Nobody likes to get political in church, and in many contexts it's impossible, but we've got to get at least political enough to say that "Jesus is Lord." Now, it's important to remember that Jesus' life, death, and resurrection did not happen just in some spiritual realm, it wasn't on some island in heaven. The reality of Jesus was a historical reality, indeed it was even a political reality. Jesus was crucified on a Roman cross, crucified as "king of the Jews." He was killed because he was a challenge to the powers that be, because he sided with the least and the lost and threatened the authority of the religious leaders of his day. He inaugurated an ironic new kingdom, the Kingdom of God... Ironic because it was so unlike the kingdoms which preceded it. It was a kingdom where the last became first and the first became last. His power came through humility, his victory came through death.

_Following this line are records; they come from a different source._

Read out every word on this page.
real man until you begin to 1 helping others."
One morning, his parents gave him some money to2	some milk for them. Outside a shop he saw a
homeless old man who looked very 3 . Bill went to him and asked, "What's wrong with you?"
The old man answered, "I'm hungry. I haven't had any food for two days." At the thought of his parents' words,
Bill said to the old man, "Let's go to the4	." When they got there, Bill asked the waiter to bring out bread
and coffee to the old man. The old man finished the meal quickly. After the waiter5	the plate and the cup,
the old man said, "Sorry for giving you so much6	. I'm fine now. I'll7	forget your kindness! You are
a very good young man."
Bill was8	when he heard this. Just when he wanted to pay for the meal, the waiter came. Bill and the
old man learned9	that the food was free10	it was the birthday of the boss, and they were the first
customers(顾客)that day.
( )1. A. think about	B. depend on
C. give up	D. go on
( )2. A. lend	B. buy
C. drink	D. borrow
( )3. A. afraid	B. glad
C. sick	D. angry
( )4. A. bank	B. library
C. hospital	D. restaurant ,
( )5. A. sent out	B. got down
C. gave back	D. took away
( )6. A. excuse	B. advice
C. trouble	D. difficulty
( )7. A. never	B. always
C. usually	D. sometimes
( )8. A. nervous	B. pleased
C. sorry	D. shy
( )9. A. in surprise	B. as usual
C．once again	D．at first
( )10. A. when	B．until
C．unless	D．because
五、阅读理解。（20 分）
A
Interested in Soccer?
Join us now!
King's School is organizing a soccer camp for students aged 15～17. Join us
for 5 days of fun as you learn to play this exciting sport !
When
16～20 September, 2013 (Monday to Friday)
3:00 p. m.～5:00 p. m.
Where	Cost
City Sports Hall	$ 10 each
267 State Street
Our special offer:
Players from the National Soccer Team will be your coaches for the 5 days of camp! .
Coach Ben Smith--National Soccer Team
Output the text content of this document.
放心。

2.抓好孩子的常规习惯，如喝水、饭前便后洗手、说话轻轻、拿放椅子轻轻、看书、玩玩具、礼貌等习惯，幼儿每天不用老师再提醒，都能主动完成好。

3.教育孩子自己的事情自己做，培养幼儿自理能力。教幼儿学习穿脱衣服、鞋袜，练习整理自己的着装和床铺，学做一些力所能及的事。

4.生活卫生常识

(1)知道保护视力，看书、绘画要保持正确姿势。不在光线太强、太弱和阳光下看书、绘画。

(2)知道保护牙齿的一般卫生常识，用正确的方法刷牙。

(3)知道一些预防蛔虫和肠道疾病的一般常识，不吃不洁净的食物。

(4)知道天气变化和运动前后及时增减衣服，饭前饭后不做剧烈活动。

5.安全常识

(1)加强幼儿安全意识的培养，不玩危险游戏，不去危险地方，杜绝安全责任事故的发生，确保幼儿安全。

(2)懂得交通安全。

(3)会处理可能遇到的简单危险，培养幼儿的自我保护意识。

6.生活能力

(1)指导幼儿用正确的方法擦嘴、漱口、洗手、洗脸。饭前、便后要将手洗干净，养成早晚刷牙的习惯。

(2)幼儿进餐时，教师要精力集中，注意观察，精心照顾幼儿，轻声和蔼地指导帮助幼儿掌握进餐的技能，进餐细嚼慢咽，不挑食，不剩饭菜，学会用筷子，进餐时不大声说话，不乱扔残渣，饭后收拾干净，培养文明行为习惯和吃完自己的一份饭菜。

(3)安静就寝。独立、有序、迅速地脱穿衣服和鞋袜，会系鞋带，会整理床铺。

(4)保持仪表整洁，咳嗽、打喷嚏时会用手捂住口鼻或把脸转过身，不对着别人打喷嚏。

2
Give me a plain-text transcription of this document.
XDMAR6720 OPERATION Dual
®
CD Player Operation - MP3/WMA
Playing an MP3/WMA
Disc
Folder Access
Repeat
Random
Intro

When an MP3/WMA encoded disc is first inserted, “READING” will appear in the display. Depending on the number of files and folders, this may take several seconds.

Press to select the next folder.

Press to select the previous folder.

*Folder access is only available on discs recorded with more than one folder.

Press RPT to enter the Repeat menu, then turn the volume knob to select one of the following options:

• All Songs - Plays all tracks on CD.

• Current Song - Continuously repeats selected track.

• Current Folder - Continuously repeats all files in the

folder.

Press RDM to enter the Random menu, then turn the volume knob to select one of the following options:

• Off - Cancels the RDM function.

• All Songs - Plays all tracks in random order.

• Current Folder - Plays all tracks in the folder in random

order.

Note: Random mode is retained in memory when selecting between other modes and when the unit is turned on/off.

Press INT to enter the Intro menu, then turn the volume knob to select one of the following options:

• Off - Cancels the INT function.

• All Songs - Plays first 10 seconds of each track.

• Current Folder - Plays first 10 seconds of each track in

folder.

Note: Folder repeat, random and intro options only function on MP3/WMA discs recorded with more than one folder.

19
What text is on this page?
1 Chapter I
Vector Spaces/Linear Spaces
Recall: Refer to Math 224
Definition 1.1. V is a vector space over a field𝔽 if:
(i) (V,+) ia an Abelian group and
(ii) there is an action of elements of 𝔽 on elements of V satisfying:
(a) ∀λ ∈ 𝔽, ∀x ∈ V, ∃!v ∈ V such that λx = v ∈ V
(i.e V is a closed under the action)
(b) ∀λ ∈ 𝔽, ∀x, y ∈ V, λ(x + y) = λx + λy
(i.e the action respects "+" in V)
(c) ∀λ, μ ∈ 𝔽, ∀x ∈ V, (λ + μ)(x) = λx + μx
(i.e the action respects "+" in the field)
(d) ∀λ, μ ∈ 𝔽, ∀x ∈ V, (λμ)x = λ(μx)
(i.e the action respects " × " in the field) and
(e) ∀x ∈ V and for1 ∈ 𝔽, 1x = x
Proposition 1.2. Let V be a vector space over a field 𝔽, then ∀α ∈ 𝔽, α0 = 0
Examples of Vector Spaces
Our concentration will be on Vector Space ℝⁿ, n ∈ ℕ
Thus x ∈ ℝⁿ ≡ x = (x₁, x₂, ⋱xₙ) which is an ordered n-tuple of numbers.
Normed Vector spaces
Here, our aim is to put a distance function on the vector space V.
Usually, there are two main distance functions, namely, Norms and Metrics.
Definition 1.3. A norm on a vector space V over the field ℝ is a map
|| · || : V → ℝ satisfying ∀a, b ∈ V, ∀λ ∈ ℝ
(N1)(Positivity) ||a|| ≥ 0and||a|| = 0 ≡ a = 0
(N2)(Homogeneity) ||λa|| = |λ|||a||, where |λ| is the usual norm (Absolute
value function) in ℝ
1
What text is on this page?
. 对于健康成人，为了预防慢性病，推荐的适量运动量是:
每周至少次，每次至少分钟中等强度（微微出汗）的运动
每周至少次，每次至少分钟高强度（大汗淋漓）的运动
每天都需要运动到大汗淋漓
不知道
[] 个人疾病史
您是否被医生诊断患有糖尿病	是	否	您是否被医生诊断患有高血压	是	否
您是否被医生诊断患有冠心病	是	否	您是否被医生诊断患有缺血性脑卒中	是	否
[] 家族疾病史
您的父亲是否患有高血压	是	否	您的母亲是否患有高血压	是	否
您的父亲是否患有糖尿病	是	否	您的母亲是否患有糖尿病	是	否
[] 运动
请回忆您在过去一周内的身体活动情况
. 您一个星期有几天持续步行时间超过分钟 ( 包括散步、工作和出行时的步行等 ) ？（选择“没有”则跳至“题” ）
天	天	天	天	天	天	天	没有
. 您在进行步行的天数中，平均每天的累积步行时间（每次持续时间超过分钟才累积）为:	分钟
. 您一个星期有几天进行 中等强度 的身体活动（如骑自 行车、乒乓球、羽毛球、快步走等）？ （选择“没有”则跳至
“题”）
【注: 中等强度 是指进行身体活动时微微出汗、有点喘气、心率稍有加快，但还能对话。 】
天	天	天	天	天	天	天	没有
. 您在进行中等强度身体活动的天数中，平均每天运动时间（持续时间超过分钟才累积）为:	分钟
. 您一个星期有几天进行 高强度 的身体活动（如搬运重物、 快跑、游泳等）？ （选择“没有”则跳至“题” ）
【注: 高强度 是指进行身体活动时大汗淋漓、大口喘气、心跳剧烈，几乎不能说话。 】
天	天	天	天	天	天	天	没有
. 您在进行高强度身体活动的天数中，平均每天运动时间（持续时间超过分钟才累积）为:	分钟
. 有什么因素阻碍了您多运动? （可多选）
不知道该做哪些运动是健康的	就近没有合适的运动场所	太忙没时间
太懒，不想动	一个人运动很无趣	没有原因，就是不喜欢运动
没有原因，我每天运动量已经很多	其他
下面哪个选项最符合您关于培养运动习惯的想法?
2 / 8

Listen to the way Paul describes it...

"In your relationships with one another, have the same mindset as Christ Jesus: Who, being in very nature God,
did not consider equality with God something to be used to his own advantage; rather, he made himself nothing
by taking the very nature of a servant,
being made in human likeness. And being found in appearance as a man,
he humbled himself
by becoming obedient to death—
even death on a cross! Therefore God exalted him to the highest place
and gave him the name that is above every name, that at the name of Jesus every knee should bow,
in heaven and on earth and under the earth, and every tongue acknowledge that Jesus Christ is Lord,
to the glory of God the Father." (Philippians 2:5-11 NIV)


This wasn't just some spiritual victory. It was a victory in the heart of human history, in the reality of human experience. Jesus' victory was the true and certain victory of God's kingdom, a new way of ordering the world around us. To restore all things, even human relationships to the way they were created to exist.

The word "gospel"--euangelion in Greek--was not original. It was borrowed from the Roman empire. It was a term used to describe a political announcement, usually the announcement of a victory in battle. So when the first Christians applied the term to Jesus' life and ministry, it was a huge political statement, a statement of Jesus' victory over the powers and a proclamation of his lordship... Not what Caesar and his loyalists who freely and frequently proclaimed "Caesar is lord" would have liked to hear. The first Christians' announcement of the gospel of Jesus Christ, that "Jesus is Lord" was deeply subversive. The first Christians understood Jesus' work as profoundly, though perhaps ironically, political.

I know we don't like to get political in church but have to at least get political enough to say, along with those first Christians, that "Jesus is Lord" with all the immediate and systemic relevance it entails. Jesus is Lord... not Caesar and not any other power that might seek to stake claim on God's world. If we could sum up the gospel in three words, it would be "Jesus is Lord!" ...and then to live by those words should change the way we live in the world. It's not just a commentary regarding our spiritual status or our post-mortem destination. It means aligning this world according to the values of its king.

To say "Jesus is Lord" is to affirm his authority not only in heaven but on earth, in the the way we order and orient the systems of society... "That at the name of Jesus every knee should bow, in heaven and on earth and under the earth, and every tongue acknowledge that Jesus Christ is Lord."


Comments

The German Confessing Church in the 1930's knew that faith is political. When they stated in the Barmen Declaration that Jesus is Lord (Fuehrer in German), they were explicitly proclaiming that Hitler was not.